Этот праздник порохом пропах…”

Какая страшная дистанция, в миллионы человеческих жизней, между 22 июня и 9 мая, от одной песни – “22 июня, ровно в четыре часа”, до другой – “это праздник со слезами на глазах”.

В неизбывном далеке, в том самом 1970 году, юбилейно-победном, когда на мастеровитых перьях, как на веслах, мы шли морем лжи к правдивому слову, в редакции “Латвийского моряка” возникла идея скомпоновать сборник о войне “В годы штормовые” по принципу газетной рубрики “День первый – день последний”, вначале дать очерк о капитане Дувэ, погибшем 22 июня 1941 года, а в конце…

Помнится, у меня тогда чуть не вырвалось: “Мой дедушка Аврум Вербовский умер девятого мая. Но не в сорок пятом. В шестьдесят первом”

Чуть не вырвалось…

Ох, не знал я, не догадывался, что и мой папа Арон Гаммер умрет тоже девятого мая. Но уже не в Риге. В Израиле. Ровно через сорок лет после дедушки, в 2001 году. Сорок лет, сорок лет пустыни… мистические сорок лет каждой еврейской судьбы. Я в сорок лет внезапно, словно по велению свыше, стал художником. В 53 года, спустя сорок лет после первого выхода на ринг, я вновь надел боевые перчатки, и стал чемпионом Иерусалима по боксу, затем и Израиля среди еврейских спортсменов. Этот мировой рекорд, установленный в вечном городе, продолжаю повторять. И в 54, и в 55, и… До сих пор, до 58 пока что…

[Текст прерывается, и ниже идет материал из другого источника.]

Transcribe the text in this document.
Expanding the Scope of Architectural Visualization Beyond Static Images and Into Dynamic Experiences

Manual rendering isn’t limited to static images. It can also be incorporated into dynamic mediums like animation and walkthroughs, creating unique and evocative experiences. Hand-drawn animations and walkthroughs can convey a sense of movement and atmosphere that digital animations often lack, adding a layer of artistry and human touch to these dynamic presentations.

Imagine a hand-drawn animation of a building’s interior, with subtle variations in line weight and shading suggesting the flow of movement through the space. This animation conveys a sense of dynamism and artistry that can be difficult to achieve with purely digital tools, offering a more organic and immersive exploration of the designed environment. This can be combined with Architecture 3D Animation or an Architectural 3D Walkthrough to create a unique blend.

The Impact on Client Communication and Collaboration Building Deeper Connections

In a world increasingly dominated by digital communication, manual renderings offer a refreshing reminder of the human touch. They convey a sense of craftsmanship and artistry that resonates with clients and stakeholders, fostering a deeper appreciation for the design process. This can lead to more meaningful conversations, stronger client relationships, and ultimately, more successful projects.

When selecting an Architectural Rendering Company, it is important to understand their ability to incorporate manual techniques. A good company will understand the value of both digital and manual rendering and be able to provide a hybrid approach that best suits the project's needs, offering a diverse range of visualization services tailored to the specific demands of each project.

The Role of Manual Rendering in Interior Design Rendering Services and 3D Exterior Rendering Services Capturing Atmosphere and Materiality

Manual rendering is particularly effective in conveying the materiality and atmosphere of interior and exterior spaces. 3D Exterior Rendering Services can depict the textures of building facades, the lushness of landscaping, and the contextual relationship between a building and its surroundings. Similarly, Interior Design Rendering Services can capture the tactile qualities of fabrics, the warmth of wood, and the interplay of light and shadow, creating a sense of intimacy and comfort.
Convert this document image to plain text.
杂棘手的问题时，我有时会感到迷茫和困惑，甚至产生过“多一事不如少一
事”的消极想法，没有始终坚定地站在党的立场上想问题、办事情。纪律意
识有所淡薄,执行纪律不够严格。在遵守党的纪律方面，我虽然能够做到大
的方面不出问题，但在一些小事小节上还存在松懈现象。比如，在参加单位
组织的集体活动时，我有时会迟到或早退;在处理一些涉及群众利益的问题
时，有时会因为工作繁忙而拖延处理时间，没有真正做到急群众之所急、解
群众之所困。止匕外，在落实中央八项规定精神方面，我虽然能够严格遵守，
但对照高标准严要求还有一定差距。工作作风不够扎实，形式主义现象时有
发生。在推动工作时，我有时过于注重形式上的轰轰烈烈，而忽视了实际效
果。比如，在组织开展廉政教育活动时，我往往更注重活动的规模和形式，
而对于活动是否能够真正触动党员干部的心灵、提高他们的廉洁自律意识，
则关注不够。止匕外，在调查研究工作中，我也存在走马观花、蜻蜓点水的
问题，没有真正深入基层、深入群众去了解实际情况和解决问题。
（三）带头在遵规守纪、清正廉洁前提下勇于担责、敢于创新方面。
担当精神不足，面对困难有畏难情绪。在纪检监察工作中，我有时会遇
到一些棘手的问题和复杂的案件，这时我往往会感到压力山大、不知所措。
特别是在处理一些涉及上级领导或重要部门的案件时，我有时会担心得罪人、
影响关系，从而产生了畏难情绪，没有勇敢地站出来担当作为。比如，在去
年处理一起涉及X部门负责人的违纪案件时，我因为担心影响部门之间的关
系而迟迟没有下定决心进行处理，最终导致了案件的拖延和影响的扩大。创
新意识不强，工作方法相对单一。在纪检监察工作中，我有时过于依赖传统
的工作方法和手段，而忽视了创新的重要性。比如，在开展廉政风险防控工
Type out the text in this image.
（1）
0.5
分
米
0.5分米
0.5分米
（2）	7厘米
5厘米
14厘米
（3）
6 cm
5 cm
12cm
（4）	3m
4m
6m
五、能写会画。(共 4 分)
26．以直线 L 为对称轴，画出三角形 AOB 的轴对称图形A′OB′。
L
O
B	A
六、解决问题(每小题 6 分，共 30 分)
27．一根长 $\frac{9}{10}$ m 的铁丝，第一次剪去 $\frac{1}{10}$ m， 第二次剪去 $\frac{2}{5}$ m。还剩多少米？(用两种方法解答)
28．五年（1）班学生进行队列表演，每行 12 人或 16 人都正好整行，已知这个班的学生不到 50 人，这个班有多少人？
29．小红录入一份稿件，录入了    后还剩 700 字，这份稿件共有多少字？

А тогда… тогда в 1970-ом, ничего не ведуя о цифровом коде и предоопределенности, я горько усмехнулся.

Чего толковать, мой дедушка Аврум никак не укладывался в кассу метранпажа. Он был не из той войны. В 18 лет пошел добровольцем на Первую мировую, и вернулся в родную Одессу, на толчок, в 1917 с простреленной в наступательном бою рукой.

Инвалид Первой мировой попросился и на Вторую тоже добровольцем. Правда, уже не из Одессы-мамы, где на переломе 1921-1922 годов, в топке великого голода, сгорели от истощения его отец Шимон и новорожденный сынишка Мишенька. Малыш, в отличие от древнего цадика, скончался, можно сказать, в полном недоумении, обхватывая ручонками грудь своей мамы, впоследствии моей бабушки Иды, иссохшую – ни капли молока – грудь-кормилицу.

На Вторую мировую дед Аврум попросился из недр ГУЛАГа.

“Готов жизнь отдать за товарища Сталина… Чем такая жизнь…” – писал не совсем грамотно, но вполне сознательно – потомственный одессит… Писал простреленной рукой, притоптывая в такт слов изувеченной на лесоповале ногой. Писал под диктовку Уполномоченного Органов, управляющих его подневольной долей. Просьбу насчет жизни за Сталина уважили. И досрочно, весной 1944-го, выпустили из Соликамска, щедрого на смерть концлагеря. Но медицинская комиссия забодала старого, под пятьдесят, солдата. Рука на перевязи. Нога, переломанная в колене упавшим деревом, вывернута диким образом, лицом к пятке, будто смотрит не на передовую, а в тыл.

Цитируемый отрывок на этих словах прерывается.